My high school years were a little lonely as I had few friends and was expected to stay home and care for my younger brothers and sisters. I would often get spoken to as if I was not a person. My parents would say “Oh this one is going to better than you because they are normal’. It didn’t matter I was a straight A student. I was disabled so therefore a second class person. I learned to sew which I’m not sure was good as it resulted in me having to make all the clothes for my sister’s, mother, and myself. If I balked I would get beaten or told what a useless person was. Further I once told my mother I wanted to be a nurse. She explained to me” Your brother’s will decide what you do when you grow up your disabled and don’t know what your good at” It was during my teen years where it became alright for my brothers to slap and beat me. When I was nineteen my friend and I decided we would share an apartment. I was working as a waitress at that time. I started to buy things for our apartment. When I moved one of my four brothers showed up and beat me severely and told me I had to move home. So he gathered all my belongings and moved me back to my parent’s and there I got another beating.

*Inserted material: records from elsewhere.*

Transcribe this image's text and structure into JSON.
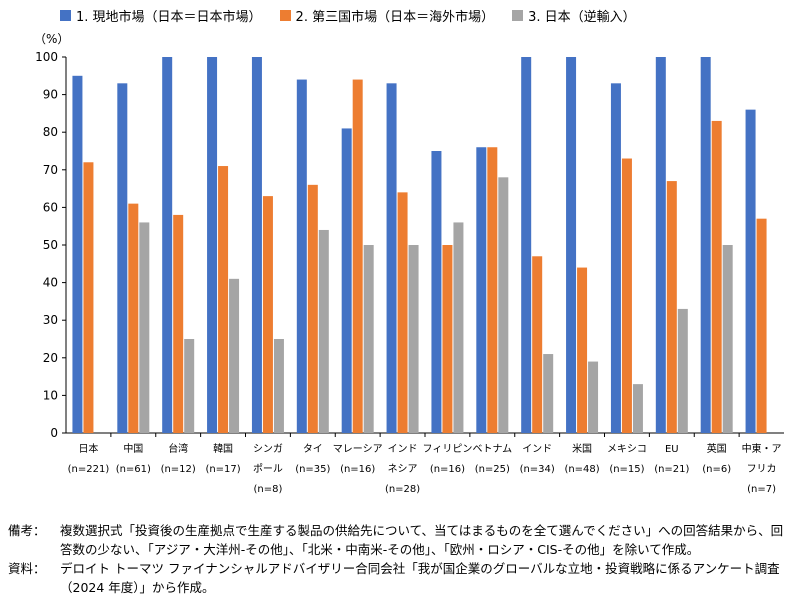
{
  "chart_data": {
    "type": "bar",
    "ylabel": "（%）",
    "ylim": [
      0,
      100
    ],
    "yticks": [
      0,
      10,
      20,
      30,
      40,
      50,
      60,
      70,
      80,
      90,
      100
    ],
    "grid": false,
    "legend_position": "top",
    "categories": [
      {
        "name": [
          "日本"
        ],
        "n": [
          "(n=221)"
        ]
      },
      {
        "name": [
          "中国"
        ],
        "n": [
          "(n=61)"
        ]
      },
      {
        "name": [
          "台湾"
        ],
        "n": [
          "(n=12)"
        ]
      },
      {
        "name": [
          "韓国"
        ],
        "n": [
          "(n=17)"
        ]
      },
      {
        "name": [
          "シンガ",
          "ポール"
        ],
        "n": [
          "(n=8)"
        ]
      },
      {
        "name": [
          "タイ"
        ],
        "n": [
          "(n=35)"
        ]
      },
      {
        "name": [
          "マレーシア"
        ],
        "n": [
          "(n=16)"
        ]
      },
      {
        "name": [
          "インド",
          "ネシア"
        ],
        "n": [
          "(n=28)"
        ]
      },
      {
        "name": [
          "フィリピン"
        ],
        "n": [
          "(n=16)"
        ]
      },
      {
        "name": [
          "ベトナム"
        ],
        "n": [
          "(n=25)"
        ]
      },
      {
        "name": [
          "インド"
        ],
        "n": [
          "(n=34)"
        ]
      },
      {
        "name": [
          "米国"
        ],
        "n": [
          "(n=48)"
        ]
      },
      {
        "name": [
          "メキシコ"
        ],
        "n": [
          "(n=15)"
        ]
      },
      {
        "name": [
          "EU"
        ],
        "n": [
          "(n=21)"
        ]
      },
      {
        "name": [
          "英国"
        ],
        "n": [
          "(n=6)"
        ]
      },
      {
        "name": [
          "中東・ア",
          "フリカ"
        ],
        "n": [
          "(n=7)"
        ]
      }
    ],
    "series": [
      {
        "name": "1. 現地市場（日本＝日本市場）",
        "color": "#4472c4",
        "values": [
          95,
          93,
          100,
          100,
          100,
          94,
          81,
          93,
          75,
          76,
          100,
          100,
          93,
          100,
          100,
          86
        ]
      },
      {
        "name": "2. 第三国市場（日本＝海外市場）",
        "color": "#ed7d31",
        "values": [
          72,
          61,
          58,
          71,
          63,
          66,
          94,
          64,
          50,
          76,
          47,
          44,
          73,
          67,
          83,
          57
        ]
      },
      {
        "name": "3. 日本（逆輸入）",
        "color": "#a5a5a5",
        "values": [
          null,
          56,
          25,
          41,
          25,
          54,
          50,
          50,
          56,
          68,
          21,
          19,
          13,
          33,
          50,
          null
        ]
      }
    ]
  },
  "notes": {
    "remarks_label": "備考：",
    "remarks_text": "複数選択式「投資後の生産拠点で生産する製品の供給先について、当てはまるものを全て選んでください」への回答結果から、回答数の少ない、「アジア・大洋州-その他」、「北米・中南米-その他」、「欧州・ロシア・CIS-その他」を除いて作成。",
    "source_label": "資料：",
    "source_text": "デロイト トーマツ ファイナンシャルアドバイザリー合同会社「我が国企業のグローバルな立地・投資戦略に係るアンケート調査（2024 年度）」から作成。"
  }
}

When I was twenty one I met my husband. I got a beating by my brother for being a whore. However Bob (my husband) was the only man I dated that was not afraid of my brothers or father and would stand up to them and fight if need be. I moved out with him and got married three months later. I then got pregnant. When I was s pregnant I applied for a social work program. I was accepted they phoned my parents and was told that it was unsuitable for me as I was disabled and pregnant so I wouldn’t be interested. So my mother gave them my Brother Patrick’s name and he took the space allocated for me.

 Now my marriage was not entirely what I expected my husband would constantly criticize me and belittle me in front of company and strangers. I was no longer facing physical abuse. I was now being subjected to psychologic and emotional abuse. Nonetheless I had grown used to abuse and decided &*#! them’

– Sylvana

Sylvana  has a Bachelor of Social Work from the University of Manitoba Canada and is an Employment Councillor for Aboriginal People with disability at the Centre for Aboriginal Resource Development Inc. Winnipeg Manitoba.

Sylvana also has volunteered with the following organisations:

  • Co-Chairperson – Aboriginal Disabled Self-Help Group.
  • Member Board of Directors – Society for Manitobans with Disabilities.
  • Volunteer Mediator – Mediation Services.